自行入座后,才摆了摆手,“让子瑾莫多礼,竟是不听。嗯,你若是敬我年长,且以表字称我为伟度兄便是。”
“非不愿,实不能耳。”
闻言,郑璞便面有难色,轻声谓之,“胡主薄,我需为尊者讳。”
嗯?
胡济诧异侧头扬眉,微微讶然。
迅即,似是反应了过来,以手轻拍自己额头,口连告罪,“啊,我却是一时忘了!子瑾莫怪,莫怪!那子瑾日后,随意称我便是。”

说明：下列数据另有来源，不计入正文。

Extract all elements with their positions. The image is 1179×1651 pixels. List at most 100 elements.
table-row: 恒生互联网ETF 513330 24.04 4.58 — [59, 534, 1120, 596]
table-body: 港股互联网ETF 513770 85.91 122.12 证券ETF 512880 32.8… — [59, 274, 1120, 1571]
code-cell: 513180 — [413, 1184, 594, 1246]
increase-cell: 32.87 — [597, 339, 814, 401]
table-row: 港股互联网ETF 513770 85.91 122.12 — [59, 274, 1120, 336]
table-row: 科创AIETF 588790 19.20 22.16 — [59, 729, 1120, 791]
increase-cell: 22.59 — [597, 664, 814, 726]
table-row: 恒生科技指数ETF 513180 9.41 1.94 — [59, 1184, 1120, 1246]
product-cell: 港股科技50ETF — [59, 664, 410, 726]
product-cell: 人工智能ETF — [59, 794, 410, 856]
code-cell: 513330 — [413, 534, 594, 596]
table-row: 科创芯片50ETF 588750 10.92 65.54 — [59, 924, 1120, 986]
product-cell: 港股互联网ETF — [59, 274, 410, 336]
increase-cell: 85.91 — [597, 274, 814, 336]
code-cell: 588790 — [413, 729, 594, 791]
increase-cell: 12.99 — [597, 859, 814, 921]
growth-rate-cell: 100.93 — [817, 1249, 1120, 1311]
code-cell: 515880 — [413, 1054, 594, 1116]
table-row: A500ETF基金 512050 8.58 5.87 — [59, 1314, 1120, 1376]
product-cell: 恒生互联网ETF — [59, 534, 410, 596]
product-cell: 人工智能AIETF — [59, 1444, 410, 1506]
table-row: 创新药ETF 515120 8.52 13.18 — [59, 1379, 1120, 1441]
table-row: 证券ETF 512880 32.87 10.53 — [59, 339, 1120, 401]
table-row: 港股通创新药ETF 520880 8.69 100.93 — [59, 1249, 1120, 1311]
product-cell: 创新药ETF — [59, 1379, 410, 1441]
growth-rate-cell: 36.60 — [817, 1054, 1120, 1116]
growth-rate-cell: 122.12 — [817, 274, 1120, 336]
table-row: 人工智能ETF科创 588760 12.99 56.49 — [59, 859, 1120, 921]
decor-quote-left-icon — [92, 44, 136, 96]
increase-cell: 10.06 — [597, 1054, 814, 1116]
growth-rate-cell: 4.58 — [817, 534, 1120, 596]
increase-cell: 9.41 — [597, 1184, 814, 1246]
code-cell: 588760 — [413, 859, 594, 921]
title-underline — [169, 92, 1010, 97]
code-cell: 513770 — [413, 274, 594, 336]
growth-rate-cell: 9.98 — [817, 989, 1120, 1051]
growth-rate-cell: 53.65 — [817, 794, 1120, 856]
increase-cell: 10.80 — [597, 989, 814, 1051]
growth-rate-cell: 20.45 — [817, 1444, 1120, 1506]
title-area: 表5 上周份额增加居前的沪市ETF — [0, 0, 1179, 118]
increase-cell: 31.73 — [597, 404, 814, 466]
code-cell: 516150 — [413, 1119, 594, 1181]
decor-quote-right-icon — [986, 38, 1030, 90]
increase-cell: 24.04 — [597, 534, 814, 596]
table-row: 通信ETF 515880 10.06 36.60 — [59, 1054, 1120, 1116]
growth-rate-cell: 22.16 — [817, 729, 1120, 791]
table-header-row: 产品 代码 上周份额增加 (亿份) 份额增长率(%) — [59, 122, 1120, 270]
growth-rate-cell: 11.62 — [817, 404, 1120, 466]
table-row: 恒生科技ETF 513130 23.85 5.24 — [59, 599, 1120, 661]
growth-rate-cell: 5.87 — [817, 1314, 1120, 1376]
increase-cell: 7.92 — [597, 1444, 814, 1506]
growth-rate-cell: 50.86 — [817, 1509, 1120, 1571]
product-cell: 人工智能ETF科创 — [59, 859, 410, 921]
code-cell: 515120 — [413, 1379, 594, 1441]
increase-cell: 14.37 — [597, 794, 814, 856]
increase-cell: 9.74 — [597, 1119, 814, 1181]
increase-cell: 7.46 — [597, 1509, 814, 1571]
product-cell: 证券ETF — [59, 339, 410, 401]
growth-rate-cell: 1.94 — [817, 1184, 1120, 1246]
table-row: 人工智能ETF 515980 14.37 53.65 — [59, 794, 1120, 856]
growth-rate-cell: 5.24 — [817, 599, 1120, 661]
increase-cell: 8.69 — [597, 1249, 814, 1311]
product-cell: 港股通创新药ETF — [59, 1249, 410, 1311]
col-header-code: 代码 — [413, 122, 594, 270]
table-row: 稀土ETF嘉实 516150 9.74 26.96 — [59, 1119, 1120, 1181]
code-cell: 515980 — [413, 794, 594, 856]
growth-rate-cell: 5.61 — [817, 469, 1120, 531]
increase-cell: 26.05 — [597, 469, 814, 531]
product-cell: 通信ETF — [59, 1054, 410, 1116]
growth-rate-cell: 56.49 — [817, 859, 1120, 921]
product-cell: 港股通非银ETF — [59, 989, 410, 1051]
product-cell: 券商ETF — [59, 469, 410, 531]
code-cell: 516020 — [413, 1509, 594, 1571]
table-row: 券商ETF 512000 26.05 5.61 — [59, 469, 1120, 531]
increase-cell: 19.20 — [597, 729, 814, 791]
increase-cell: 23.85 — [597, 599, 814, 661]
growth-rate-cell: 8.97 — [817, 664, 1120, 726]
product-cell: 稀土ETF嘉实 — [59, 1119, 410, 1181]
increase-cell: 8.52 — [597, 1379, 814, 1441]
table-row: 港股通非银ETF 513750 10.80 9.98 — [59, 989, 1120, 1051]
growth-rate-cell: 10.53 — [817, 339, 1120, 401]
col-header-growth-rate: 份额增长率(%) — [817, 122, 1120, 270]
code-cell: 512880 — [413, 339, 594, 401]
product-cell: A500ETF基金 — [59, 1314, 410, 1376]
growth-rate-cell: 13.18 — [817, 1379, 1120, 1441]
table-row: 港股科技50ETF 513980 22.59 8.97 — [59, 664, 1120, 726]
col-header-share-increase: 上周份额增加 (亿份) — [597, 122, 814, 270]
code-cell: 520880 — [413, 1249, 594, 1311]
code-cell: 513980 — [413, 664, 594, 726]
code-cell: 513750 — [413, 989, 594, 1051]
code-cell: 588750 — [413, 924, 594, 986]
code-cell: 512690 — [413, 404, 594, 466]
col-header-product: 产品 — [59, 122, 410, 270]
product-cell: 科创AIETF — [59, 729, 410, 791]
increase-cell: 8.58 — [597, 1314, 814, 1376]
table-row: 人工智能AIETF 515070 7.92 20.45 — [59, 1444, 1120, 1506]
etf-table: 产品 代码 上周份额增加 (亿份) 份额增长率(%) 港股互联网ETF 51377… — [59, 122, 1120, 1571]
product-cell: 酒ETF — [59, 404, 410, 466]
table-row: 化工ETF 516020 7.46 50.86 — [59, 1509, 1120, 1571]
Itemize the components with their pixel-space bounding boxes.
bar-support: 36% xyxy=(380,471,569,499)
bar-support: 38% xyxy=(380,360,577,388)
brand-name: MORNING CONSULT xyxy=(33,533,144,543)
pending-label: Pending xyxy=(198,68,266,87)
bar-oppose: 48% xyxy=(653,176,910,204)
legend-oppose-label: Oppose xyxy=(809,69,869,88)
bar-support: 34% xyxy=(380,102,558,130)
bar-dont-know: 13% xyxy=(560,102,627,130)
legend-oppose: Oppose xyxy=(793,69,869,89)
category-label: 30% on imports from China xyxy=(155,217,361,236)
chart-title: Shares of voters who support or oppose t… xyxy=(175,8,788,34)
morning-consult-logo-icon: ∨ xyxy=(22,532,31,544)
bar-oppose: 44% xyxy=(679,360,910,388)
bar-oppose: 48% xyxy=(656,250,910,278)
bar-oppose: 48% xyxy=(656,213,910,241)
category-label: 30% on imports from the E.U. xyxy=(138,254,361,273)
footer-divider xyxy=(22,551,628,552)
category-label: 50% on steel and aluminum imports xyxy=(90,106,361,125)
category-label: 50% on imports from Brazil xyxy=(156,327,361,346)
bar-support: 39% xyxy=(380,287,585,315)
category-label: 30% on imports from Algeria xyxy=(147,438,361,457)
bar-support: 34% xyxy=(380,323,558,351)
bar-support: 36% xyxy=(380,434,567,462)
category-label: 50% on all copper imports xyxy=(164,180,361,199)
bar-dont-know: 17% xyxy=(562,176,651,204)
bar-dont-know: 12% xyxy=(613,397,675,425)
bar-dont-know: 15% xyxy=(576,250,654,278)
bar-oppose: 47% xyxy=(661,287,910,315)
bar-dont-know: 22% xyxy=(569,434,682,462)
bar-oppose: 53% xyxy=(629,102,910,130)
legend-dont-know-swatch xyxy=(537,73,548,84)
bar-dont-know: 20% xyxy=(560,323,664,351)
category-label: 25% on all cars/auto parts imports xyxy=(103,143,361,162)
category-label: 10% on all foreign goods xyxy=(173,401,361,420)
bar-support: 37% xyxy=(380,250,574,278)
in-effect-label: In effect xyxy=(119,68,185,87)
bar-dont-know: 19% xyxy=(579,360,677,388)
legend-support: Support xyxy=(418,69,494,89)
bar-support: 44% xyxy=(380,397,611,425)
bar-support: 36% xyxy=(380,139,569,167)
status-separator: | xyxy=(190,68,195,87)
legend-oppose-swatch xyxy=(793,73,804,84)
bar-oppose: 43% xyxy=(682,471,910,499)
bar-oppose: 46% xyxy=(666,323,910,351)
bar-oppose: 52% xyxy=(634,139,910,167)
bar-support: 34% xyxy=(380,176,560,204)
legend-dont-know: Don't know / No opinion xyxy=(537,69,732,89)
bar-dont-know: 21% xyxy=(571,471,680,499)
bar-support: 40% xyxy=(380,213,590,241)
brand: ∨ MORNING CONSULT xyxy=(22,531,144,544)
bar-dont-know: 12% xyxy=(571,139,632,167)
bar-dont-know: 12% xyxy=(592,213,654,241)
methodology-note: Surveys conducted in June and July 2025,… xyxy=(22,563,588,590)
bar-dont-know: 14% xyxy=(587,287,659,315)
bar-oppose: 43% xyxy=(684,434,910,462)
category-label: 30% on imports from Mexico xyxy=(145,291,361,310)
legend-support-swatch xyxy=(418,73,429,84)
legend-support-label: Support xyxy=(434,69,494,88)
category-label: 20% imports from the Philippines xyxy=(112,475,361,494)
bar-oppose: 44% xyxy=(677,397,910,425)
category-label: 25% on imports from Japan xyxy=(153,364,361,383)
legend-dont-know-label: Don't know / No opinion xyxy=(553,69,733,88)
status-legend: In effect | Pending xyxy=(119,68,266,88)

嗯,郑璞先父名为郑度,以当世礼法,子不称父名讳,须避之。
“好。”
小插曲过后,两人不做闲谈,各自忙碌。
只是才过半晌,那边的胡济,却是眉目已然蹙起,眸中余光撇着郑璞,尽是欲言又止。
倒不是郑璞玩忽。
反之,郑璞专心致志,几乎心无旁骛。
但他却是不用算筹,每每展开一竹简,默默凝眸注视少许,便执笔点墨书写,速度极快!胡济这边才算完一县,他竟已经算完二三县之储。
这便是暗中观察的胡济,心有不满的缘由。
计量素来以琐细着称,岂有不用算筹之理?
不惧出错邪?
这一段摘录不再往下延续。